The medical specialty of emergency medicine focuses on caring for patients with injuries and sicknesses that cannot be put on hold. Emergency medicine specialists work on unscheduled cases, with each day presenting new patients and unexpected medical problems.

The type of care emergency medicine providers give can be described as a cross between internal medicine and general surgery, requiring professionals in this specialty to have medical knowledge and skills that are far-reaching. Common cases that emergency medicine specialists see can include chest pain, stomach pain, broken bones, respiratory infections, cuts, skin infections, headaches, and more. For an overview of how to become an emergency medicine specialist, and what it’s like to practice as a physician, continue reading below.



Once an individual graduates from medical school, they must apply and complete a medical residency to practice as a physician. During 2018, 7,940 emergency medicine residency spots were offered. Of these seats, international medical graduates filled 380, or just shy of 5%. These low numbers make emergency medicine a relatively competitive medical specialty for international medical students to match into.

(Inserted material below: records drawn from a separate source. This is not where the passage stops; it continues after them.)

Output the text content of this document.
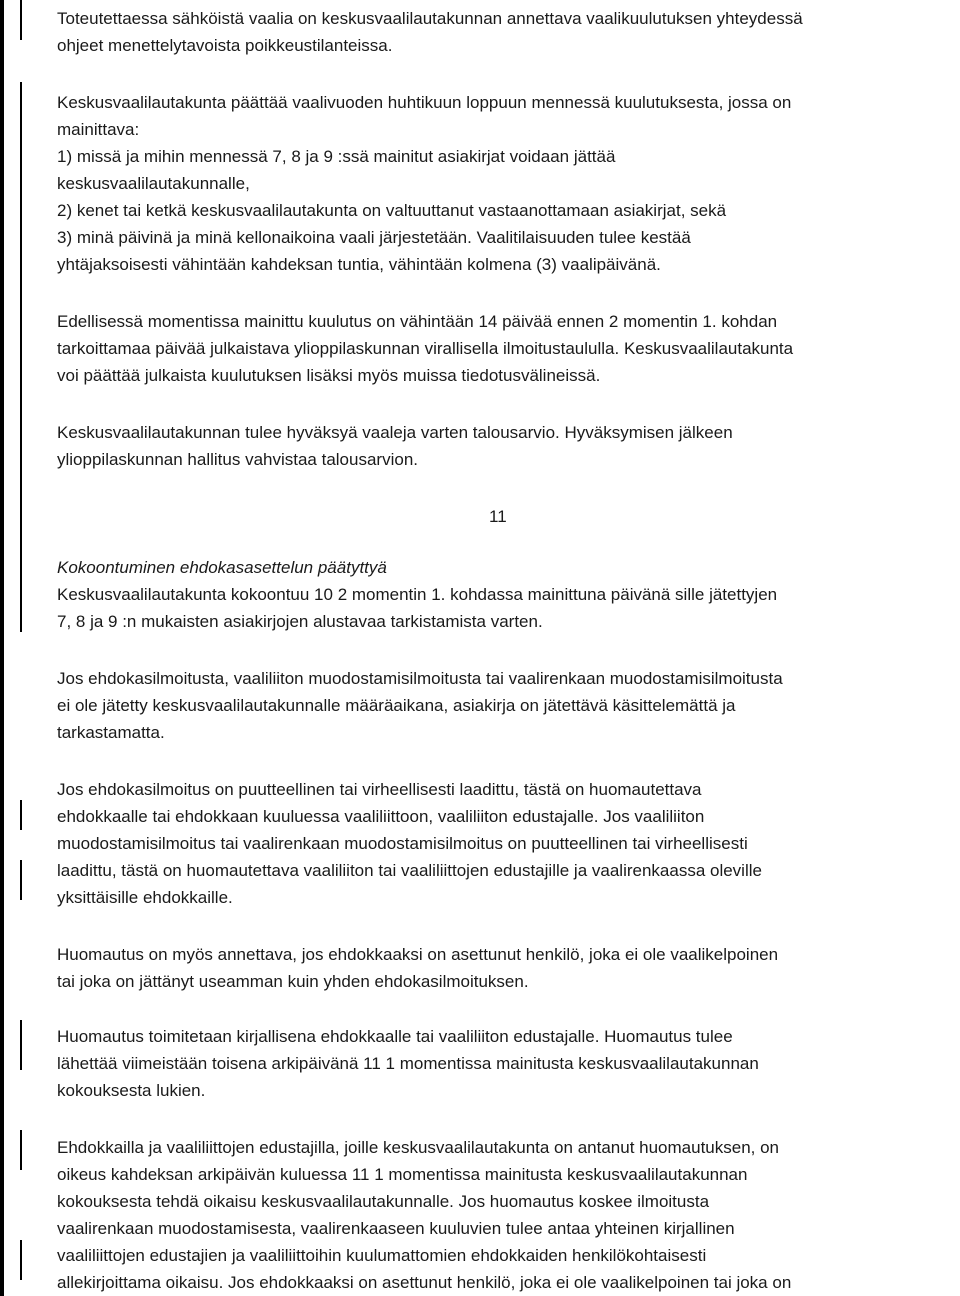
Toteutettaessa sähköistä vaalia on keskusvaalilautakunnan annettava vaalikuulutuksen yhteydessä
ohjeet menettelytavoista poikkeustilanteissa.
Keskusvaalilautakunta päättää vaalivuoden huhtikuun loppuun mennessä kuulutuksesta, jossa on
mainittava:
1) missä ja mihin mennessä 7, 8 ja 9 :ssä mainitut asiakirjat voidaan jättää
keskusvaalilautakunnalle,
2) kenet tai ketkä keskusvaalilautakunta on valtuuttanut vastaanottamaan asiakirjat, sekä
3) minä päivinä ja minä kellonaikoina vaali järjestetään. Vaalitilaisuuden tulee kestää
yhtäjaksoisesti vähintään kahdeksan tuntia, vähintään kolmena (3) vaalipäivänä.
Edellisessä momentissa mainittu kuulutus on vähintään 14 päivää ennen 2 momentin 1. kohdan
tarkoittamaa päivää julkaistava ylioppilaskunnan virallisella ilmoitustaululla. Keskusvaalilautakunta
voi päättää julkaista kuulutuksen lisäksi myös muissa tiedotusvälineissä.
Keskusvaalilautakunnan tulee hyväksyä vaaleja varten talousarvio. Hyväksymisen jälkeen
ylioppilaskunnan hallitus vahvistaa talousarvion.
11
Kokoontuminen ehdokasasettelun päätyttyä
Keskusvaalilautakunta kokoontuu 10 2 momentin 1. kohdassa mainittuna päivänä sille jätettyjen
7, 8 ja 9 :n mukaisten asiakirjojen alustavaa tarkistamista varten.
Jos ehdokasilmoitusta, vaaliliiton muodostamisilmoitusta tai vaalirenkaan muodostamisilmoitusta
ei ole jätetty keskusvaalilautakunnalle määräaikana, asiakirja on jätettävä käsittelemättä ja
tarkastamatta.
Jos ehdokasilmoitus on puutteellinen tai virheellisesti laadittu, tästä on huomautettava
ehdokkaalle tai ehdokkaan kuuluessa vaaliliittoon, vaaliliiton edustajalle. Jos vaaliliiton
muodostamisilmoitus tai vaalirenkaan muodostamisilmoitus on puutteellinen tai virheellisesti
laadittu, tästä on huomautettava vaaliliiton tai vaaliliittojen edustajille ja vaalirenkaassa oleville
yksittäisille ehdokkaille.
Huomautus on myös annettava, jos ehdokkaaksi on asettunut henkilö, joka ei ole vaalikelpoinen
tai joka on jättänyt useamman kuin yhden ehdokasilmoituksen.
Huomautus toimitetaan kirjallisena ehdokkaalle tai vaaliliiton edustajalle. Huomautus tulee
lähettää viimeistään toisena arkipäivänä 11 1 momentissa mainitusta keskusvaalilautakunnan
kokouksesta lukien.
Ehdokkailla ja vaaliliittojen edustajilla, joille keskusvaalilautakunta on antanut huomautuksen, on
oikeus kahdeksan arkipäivän kuluessa 11 1 momentissa mainitusta keskusvaalilautakunnan
kokouksesta tehdä oikaisu keskusvaalilautakunnalle. Jos huomautus koskee ilmoitusta
vaalirenkaan muodostamisesta, vaalirenkaaseen kuuluvien tulee antaa yhteinen kirjallinen
vaaliliittojen edustajien ja vaaliliittoihin kuulumattomien ehdokkaiden henkilökohtaisesti
allekirjoittama oikaisu. Jos ehdokkaaksi on asettunut henkilö, joka ei ole vaalikelpoinen tai joka on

Like most residency programs, emergency medicine residents can expect their program to last between 3-4 years. Those looking to specialize in a sub-specialty of emergency medicine are required to complete a supplemental fellowship. Such fellowships can last 1-2 years. Subspecialties of emergency medicine include the following:

        • Anesthesiology Critical Care Medicine
        • Emergency Medical Services
        • Hospice and Palliative Medicine
        • Critical Care Medicine
        • Medical Toxicology
        • Neurocritical Care
        • Pain Medicine
        • Pediatric Emergency Medicine
        • Sports Medicine
        • Undersea and Hyperbaric Medicine


Practicing as a Physician

At present, around 40,000 emergency medicine specialists are practicing in the U.S. The average income for this population is $353,000 per year. Most emergency medicine physicians report that they feel fairly compensated for their work and that they enjoy their chosen specialty. Physicians state the attraction of this specialty includes its challenging nature and the opportunity to collaborate with a team.


Emergency Medicine Today

With the spread of COVID-19, many individuals depend on emergency medical professionals to address symptoms of the virus. These medical professionals are helping restore global health, even when it comes at the cost of their own. At present, two emergency medical specialists in the U.S. have tested positive for COVID-19.

Despite this, emergency medical physicians are continuing to provide quality care. Their role in current events may cause an increase in the demand for emergency medicine professionals in the future.